Hull starts scheme to tackle high youth unemployment
A new training initiative in Hull aims to tackle the city's higher than average levels of youth unemployment.
The University of Hull is opening up its facilities to groups of young people who are struggling to find work or training.
According to Hull City Council, 850 young people are currently categorised as being Not in Education, Employment or Training (NEET).
The figure is 11% of the city's 16-18 year olds - the UK average is 8.5%.
Youngsters from the youth education and training project, Cat Zero, are being taught industrial roles using computer simulation technology, which is run by the university's Logistics Institute.

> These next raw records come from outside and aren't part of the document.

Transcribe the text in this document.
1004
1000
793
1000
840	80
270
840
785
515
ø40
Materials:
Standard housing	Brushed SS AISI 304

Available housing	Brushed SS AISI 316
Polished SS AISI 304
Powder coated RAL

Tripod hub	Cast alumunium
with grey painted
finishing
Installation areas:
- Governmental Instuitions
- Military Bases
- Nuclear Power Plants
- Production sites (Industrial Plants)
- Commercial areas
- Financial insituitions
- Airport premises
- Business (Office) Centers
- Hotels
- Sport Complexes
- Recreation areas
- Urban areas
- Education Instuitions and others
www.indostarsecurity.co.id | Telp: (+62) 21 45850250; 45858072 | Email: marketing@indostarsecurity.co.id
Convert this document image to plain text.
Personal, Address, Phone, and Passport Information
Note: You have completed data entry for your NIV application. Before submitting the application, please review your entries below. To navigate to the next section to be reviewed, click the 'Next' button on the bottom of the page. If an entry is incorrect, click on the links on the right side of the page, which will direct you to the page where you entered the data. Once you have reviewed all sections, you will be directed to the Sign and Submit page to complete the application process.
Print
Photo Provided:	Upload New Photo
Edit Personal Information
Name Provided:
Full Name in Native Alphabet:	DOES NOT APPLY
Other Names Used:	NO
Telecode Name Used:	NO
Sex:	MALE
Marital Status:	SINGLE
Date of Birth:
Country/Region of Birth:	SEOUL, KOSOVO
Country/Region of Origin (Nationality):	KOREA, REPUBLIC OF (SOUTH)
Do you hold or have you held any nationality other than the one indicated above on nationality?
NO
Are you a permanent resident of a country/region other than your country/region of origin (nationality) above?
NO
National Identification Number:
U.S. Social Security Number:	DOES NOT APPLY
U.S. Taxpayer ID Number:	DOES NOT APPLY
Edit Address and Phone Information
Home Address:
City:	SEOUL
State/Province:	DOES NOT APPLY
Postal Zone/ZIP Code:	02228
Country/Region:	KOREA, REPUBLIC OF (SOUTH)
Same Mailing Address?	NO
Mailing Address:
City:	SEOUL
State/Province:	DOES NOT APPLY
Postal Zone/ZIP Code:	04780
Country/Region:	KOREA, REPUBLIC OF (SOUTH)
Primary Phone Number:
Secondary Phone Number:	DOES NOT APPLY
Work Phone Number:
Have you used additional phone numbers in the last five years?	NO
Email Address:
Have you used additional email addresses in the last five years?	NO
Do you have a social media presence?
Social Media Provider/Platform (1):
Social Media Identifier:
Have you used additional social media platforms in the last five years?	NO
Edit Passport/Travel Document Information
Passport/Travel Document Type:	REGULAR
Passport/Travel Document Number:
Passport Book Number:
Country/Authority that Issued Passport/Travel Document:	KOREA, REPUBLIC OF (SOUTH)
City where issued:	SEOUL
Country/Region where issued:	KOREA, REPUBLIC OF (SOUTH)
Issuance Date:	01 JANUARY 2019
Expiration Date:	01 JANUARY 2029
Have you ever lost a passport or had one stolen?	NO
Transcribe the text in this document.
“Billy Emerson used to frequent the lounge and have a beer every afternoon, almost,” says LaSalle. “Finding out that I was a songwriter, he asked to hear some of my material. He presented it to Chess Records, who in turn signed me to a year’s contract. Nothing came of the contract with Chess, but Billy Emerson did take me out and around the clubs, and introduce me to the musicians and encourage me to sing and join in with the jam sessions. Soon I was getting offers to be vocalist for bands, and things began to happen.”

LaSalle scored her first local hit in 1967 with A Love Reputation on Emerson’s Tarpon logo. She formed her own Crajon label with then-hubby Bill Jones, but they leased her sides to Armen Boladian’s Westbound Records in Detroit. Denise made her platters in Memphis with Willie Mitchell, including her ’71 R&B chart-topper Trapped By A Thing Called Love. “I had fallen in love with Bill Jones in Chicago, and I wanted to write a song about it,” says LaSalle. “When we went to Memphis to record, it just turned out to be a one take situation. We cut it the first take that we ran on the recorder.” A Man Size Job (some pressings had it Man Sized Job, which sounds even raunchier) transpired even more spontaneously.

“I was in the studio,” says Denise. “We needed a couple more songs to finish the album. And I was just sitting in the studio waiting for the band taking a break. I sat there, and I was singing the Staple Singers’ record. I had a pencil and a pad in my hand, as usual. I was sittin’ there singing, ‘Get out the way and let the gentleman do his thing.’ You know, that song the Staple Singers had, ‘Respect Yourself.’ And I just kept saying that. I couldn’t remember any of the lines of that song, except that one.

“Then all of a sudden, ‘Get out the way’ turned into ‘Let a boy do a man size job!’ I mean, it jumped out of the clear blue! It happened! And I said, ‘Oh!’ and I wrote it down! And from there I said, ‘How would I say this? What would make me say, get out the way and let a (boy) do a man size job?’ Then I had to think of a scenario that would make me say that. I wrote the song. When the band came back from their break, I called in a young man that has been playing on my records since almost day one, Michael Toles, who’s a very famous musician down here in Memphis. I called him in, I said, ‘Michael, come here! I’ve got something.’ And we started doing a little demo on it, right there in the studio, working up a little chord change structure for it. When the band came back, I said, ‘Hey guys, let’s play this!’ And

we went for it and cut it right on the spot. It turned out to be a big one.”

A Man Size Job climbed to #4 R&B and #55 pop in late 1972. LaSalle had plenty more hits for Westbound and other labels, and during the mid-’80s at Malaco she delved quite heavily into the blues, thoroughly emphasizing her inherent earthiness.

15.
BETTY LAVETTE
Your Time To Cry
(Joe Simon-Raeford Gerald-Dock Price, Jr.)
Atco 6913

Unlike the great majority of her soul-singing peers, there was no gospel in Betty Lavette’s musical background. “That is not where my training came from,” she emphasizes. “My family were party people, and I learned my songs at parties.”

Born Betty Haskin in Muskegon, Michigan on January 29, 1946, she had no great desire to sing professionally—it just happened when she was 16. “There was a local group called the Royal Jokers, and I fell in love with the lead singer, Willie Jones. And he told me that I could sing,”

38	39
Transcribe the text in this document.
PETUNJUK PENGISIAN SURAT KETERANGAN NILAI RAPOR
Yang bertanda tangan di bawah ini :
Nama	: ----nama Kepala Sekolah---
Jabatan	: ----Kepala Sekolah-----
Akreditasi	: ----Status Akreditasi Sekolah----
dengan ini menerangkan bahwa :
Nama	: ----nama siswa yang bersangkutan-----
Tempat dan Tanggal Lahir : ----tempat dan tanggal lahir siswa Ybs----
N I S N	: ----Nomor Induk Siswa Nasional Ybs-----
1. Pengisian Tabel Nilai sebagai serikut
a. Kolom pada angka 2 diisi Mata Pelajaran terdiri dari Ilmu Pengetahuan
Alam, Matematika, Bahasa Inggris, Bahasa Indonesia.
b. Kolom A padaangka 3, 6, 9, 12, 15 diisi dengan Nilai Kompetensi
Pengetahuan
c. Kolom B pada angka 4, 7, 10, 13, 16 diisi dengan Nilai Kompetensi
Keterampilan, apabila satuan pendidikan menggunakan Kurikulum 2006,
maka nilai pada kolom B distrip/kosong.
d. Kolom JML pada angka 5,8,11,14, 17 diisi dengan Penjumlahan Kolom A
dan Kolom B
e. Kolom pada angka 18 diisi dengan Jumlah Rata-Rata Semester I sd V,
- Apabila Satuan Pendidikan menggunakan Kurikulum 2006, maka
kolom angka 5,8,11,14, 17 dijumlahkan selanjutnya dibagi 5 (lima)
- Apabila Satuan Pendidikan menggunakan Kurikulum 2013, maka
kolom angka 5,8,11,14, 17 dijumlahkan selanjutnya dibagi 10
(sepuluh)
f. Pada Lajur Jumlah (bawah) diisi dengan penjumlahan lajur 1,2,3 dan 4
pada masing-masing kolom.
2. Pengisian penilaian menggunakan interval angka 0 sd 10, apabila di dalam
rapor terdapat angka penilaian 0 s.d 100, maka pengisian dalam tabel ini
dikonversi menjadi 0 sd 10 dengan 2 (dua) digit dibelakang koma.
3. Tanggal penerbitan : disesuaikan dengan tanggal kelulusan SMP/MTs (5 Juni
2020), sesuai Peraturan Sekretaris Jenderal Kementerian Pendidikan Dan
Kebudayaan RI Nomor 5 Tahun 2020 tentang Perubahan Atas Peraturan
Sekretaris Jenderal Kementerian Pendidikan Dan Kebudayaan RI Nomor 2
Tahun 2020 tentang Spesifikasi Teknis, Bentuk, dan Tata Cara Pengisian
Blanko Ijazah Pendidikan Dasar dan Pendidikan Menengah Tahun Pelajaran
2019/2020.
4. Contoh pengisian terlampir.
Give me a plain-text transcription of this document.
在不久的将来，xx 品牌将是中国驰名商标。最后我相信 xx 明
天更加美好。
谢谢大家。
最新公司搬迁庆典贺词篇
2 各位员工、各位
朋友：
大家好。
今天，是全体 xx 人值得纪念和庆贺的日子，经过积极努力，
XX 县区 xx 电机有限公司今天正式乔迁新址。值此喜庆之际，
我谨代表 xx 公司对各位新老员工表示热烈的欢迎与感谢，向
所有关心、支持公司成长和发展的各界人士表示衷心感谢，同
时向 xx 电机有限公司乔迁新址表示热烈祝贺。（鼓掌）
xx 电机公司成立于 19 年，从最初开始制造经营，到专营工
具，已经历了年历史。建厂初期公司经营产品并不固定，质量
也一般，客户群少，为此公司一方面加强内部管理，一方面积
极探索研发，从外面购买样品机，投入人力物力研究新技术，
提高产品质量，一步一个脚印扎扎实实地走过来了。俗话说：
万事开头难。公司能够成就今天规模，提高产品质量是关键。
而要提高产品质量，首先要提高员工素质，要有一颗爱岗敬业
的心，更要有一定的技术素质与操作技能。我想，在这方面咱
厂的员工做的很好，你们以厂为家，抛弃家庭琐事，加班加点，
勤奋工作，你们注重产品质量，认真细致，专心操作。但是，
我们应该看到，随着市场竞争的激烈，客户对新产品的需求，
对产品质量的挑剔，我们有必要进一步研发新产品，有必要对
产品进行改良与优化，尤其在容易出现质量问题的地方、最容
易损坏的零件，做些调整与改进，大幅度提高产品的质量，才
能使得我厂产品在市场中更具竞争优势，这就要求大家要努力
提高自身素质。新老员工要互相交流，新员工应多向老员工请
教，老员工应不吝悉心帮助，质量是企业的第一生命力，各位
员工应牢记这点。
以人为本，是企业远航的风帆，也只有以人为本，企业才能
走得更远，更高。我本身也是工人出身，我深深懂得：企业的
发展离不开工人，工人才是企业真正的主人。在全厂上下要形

Peter Tighe, from the CatZero Project, said: "This is a fantastic opportunity for the young people of the city to have a look at logistics and get the use of the simulators that generally young people can't actually access.
"It's also building upon the opportunities that could be happening in the city for the future."
Many of the youngsters underachieved at school and, through the training scheme, are now showing potential as crane operators and forklift drivers.
Ryan has been unemployed for more than six months. He said: "This is helping me think, maybe I could do this because I'm enjoying it and I seem quite good at it."
"It's a really good place to help you learn how to drive cranes, if you want to go into that."
Plans were recently announced for wind turbine factories on the north and south banks of the Humber, as well as a 2,000-acre logistics park in North Lincolnshire.
If approved the region could see thousands of jobs created in the transport and renewable energy industries.